Assembly and reliability characterization of 3D chip stacking with 30μm pitch lead-free solder micro bump interconnection

Recently, the three-dimensional chip stacking technology with fine pitch and high input/output interconnects has emerged due to the requirements of multi-function and high performance in electronic devices. When the electronic packaging technology develops toward the miniaturization trend, the reliability of interconnect with fine pitch and high density solder bump interconnections will become a critical issue in advanced 3D chip stacking technology. In this study, assembly of chip-on-chip test vehicle with a micro bump pitch of 30 µm was demonstrated and the joint reliability was also evaluated. The Si chip/carrier used in this study had more than 3000 micro bumps with Sn2.5Ag solder material. Ni/Cu under bump metallurgy layer (UBM) was selected on both the top and bottom chip. 3D chip stacking was achieved by thermo-bonding and subsequently underfill dispensing for fine gap filling was also conducted with different kinds of underfills. The temperature cycling test was performed on the chip-on-chip stacking module over 1000 cycles. In addition, with the joint size becoming small, the current for each solder bump carried continues to increase. This leads high current flowing in each individual joint. Therefore, electromigration has become a major reliability issue in microelectronic devices.

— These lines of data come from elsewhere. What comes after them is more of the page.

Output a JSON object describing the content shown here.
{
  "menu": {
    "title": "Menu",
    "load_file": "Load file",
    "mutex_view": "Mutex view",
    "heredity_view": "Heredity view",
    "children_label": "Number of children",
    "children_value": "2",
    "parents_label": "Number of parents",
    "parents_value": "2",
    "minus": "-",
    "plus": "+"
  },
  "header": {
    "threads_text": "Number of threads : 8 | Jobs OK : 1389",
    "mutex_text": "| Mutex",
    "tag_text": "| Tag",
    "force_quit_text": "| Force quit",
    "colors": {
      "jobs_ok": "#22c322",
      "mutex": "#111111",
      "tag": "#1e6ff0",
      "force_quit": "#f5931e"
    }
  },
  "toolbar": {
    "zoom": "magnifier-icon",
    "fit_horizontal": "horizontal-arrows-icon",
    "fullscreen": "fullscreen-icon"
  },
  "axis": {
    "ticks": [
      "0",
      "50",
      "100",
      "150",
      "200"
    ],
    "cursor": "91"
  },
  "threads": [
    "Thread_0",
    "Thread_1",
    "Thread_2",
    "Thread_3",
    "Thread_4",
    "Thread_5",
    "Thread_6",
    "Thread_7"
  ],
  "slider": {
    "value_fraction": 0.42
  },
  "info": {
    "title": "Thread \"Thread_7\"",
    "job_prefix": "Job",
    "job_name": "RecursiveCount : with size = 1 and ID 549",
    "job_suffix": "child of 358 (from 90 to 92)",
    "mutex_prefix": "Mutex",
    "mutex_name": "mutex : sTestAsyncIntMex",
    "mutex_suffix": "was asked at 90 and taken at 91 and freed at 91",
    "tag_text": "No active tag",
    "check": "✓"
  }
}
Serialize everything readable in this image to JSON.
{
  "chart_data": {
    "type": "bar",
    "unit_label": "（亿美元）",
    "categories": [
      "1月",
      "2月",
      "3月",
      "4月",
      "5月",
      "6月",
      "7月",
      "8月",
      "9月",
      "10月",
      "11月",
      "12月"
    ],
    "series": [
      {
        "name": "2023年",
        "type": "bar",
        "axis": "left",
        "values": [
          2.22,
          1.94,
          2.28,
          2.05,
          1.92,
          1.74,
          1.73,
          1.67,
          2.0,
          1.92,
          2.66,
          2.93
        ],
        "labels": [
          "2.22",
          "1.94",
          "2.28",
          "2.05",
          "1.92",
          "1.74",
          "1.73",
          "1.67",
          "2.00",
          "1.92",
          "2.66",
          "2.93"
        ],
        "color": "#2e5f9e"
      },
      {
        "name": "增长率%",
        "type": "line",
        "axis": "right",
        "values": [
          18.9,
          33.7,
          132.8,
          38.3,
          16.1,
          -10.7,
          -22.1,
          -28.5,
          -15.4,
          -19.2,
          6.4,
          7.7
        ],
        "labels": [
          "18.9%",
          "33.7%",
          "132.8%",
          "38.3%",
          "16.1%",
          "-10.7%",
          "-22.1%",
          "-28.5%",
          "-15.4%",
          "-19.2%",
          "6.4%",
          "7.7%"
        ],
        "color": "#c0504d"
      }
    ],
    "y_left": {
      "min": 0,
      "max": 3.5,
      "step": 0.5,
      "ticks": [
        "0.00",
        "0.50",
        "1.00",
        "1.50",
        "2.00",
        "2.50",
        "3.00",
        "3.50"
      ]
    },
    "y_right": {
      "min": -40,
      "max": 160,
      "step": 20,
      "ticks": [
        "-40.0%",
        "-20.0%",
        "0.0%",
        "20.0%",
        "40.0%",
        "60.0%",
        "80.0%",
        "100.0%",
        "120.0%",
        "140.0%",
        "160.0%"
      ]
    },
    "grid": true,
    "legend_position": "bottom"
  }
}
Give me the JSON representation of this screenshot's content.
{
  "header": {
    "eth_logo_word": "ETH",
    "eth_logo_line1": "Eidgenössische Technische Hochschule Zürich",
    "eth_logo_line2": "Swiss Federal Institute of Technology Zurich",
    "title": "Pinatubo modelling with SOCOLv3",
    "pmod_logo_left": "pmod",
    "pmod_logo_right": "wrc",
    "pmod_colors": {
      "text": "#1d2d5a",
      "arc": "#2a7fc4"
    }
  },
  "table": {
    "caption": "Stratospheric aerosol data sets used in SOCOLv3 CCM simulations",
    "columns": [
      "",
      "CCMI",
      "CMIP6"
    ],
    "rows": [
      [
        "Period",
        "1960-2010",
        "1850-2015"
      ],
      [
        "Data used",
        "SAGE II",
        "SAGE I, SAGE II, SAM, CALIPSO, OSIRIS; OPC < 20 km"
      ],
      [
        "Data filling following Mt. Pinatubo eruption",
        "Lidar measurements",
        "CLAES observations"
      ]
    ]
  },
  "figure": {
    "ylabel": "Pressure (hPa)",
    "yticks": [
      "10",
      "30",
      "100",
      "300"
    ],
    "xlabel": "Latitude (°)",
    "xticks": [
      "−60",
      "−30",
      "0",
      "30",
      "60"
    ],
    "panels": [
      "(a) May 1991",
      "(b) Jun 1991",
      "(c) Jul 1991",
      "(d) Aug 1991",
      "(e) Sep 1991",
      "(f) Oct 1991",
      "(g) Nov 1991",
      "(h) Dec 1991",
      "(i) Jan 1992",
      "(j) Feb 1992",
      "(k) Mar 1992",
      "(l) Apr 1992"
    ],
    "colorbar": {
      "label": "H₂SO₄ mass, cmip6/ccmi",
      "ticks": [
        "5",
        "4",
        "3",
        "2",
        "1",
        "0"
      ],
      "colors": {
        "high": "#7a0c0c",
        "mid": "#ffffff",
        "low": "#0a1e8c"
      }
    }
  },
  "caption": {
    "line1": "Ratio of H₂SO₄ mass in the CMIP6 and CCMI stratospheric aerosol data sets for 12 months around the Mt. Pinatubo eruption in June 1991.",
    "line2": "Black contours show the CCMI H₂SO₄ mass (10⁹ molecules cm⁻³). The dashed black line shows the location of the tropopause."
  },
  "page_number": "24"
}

In this study, electromigration in SnAg solder micro bump with a pitch of 30 μm was investigated under 0.12A at 135°C. Electromigration characteristics of fine pitch micro bump was discussed with the microstructure evolution of micro bump during current stressing. The assembly of 3D stacking chip using two layers of chip with fine pitch and lead-free interconnects was achieved in this study. The results of reliability test showed that the reliability of fine pitch solder micro bump interconnections was acceptable under mechanical and electrical evaluations.